Après le décès de Liliane Bettencourt, les financiers du monde entier spéculent déjà sur l’avenir de L’Oréal. 

L’avenir de L’Oréal n’est pas assuré. Depuis l’annonce du décès de Liliane Bettencourt, les financiers du monde entier se sont mis sur le pied de guerre. Tout peut arriver.

 

Pour que les acteurs les plus puissants de la planète financière s’enferment cette semaine, en séminaire à Londres et à New-York, afin d’imaginer quel pourrait être l’avenir de L’Oréal, c’est que l’affaire est importante.

En dépit de ce que l’on croyait, l’avenir de la première entreprise mondiale de cosmétique et de beauté n’est pas assuré.

Jusqu'à maintenant, l’indépendance du groupe et sa stabilité dépendaient de Liliane Bettencourt. En dépit de ses facéties de vieille dame et riche, en dépit de tous les sarcasmes et les procès dont elle faisait l’objet, Liliane Bettencourt est restée en France, elle a stabilisé sa participation dans le groupe et sécurisé l’indépendance du management, qui n’a vu en 50 ans que trois PDG se succéder. François Dalle, Lindsay Owen-Jones et Jean-Paul Agon. Elle a préservé la stratégie en amassant des munitions financières considérables pour faire face à toutes les éventualités. Sa descendance est évidemment à l’abri du besoin pour plusieurs générations (d’autant que cette descendance n’est pas nombreuse, une fille et deux petits enfants).

L’outil de la stabilité résidait dans un pacte d’actionnaires qui avait été signé par Mme Bettencourt et le groupe Nestlé.

Liliane Bettencourt disposait d’une majorité importante, plus de 33% et Nestlé avait acquis une participation de 23% ce qui verrouillait complètement le capital.

Le pacte d’actionnaires, rédigé avec beaucoup d’attention par les plus grands avocats du monde, interdisait au groupe suisse toute tentative de prise de contrôle de L’Oréal du vivant de Mme Bettencourt et jusqu'à 6 mois après sa mort.

Dans 6 mois, tout le monde a compris que tout était possible. Et les spécialistes imaginent au moins 3 scénarios sérieux.

 

1er scénario : le plus probable pour les analystes serait que Nestlé propose de vendre sa participation de 23% à L’Oréal ou plutôt aux actionnaires de L’Oréal. Ça représente un montant considérable, environ 23 milliards d’euros. Alors L’Oréal a du cash certes, mais pas dans ces proportions. L’Oréal peut céder sa participation dans Sanofi qui vaut environ 10 milliards. Resterait aux héritiers de Liliane Bettencourt à trouver 13 milliards d’euros. Pas évident.

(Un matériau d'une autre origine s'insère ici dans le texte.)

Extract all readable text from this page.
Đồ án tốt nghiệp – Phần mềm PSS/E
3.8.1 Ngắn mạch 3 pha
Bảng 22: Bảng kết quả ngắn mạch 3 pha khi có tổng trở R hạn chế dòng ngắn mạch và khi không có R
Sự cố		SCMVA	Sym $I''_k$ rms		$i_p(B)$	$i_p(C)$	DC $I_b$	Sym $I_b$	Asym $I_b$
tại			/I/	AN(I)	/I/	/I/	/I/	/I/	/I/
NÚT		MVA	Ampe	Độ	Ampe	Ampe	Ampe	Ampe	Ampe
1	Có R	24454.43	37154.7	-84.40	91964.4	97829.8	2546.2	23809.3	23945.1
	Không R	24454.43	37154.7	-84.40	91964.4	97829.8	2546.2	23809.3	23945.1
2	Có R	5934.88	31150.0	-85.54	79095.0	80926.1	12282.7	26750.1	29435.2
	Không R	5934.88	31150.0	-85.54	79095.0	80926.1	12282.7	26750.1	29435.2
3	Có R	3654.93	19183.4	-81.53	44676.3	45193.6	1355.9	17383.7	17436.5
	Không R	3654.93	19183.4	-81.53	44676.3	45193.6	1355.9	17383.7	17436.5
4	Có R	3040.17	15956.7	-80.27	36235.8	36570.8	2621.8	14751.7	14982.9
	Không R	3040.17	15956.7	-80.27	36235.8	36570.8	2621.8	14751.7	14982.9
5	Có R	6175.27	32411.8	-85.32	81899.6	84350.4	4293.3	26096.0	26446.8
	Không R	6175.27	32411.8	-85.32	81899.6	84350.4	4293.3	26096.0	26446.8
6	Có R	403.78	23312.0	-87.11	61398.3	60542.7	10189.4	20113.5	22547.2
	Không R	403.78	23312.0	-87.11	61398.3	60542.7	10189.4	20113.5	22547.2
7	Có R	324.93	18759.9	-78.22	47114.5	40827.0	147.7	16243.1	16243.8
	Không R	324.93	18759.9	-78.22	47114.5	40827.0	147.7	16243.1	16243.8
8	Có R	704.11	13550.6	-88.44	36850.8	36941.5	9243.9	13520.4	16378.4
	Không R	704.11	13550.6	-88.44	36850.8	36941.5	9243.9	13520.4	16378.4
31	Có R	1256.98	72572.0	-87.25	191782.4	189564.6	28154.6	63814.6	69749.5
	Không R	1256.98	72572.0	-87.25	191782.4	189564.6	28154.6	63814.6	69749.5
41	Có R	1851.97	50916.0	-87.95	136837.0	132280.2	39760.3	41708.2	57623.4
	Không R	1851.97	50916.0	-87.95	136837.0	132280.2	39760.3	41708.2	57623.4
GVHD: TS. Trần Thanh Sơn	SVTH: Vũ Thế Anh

L’hypothèse de voir Nestlé vendre ses 23% est très probable dans la mesure où Nestlé est harcelé par des fonds activistes qui lui demandent de se recentrer sur le cœur de son métier, l’agro-alimentaire (d'où les rumeurs récurrentes d'attaque pour le contrôle de Danone). Ceci dit, les fonds activistes sont aussi très lucides. La participation de Nestlé dans L’Oréal rapporte aussi plus d’argent en dividendes que l’agro-alimentaire. Donc les dirigeants de Nestlé ont quelques arguments à faire valoir.

2e scenario : les titres possédés par Nestlé peuvent être vendus à des financiers qui pourraient être très attirés par le rendement des titres. Dans ce cas, la famille Bettencourt ne serait pas sécurisée même si elle conserve sa majorité de blocage de 33%. L’avenir est d’autant moins assuré qu’on ne voit mal en France un actionnaire ou une institution qui serait capable de se porter acquéreur.

3e scenario : le départ de la famille vers d’autres cieux, et surtout vers l’exil. Dans ce cas-là, tout est vraiment possible et personne ne sait quel serait l’avenir de L’Oréal. C’est l’hypothèse la plus inquiétante pour les autorités françaises. C’est néanmoins la moins probable compte tenu de ce qu‘a toujours dit la fille unique de Mme Bettencourt.

 

En attendant, les acteurs les plus puissants de la finance tirent des plans sur la comète. Morgan Stanley et Goldman Sachs en tête. Tous les industriels la grande consommation sont sur le pied de guerre. Nestlé, bien sur, Danone, Procter, et Unilever sont tous surveillés à la loupe sur les marchés boursiers.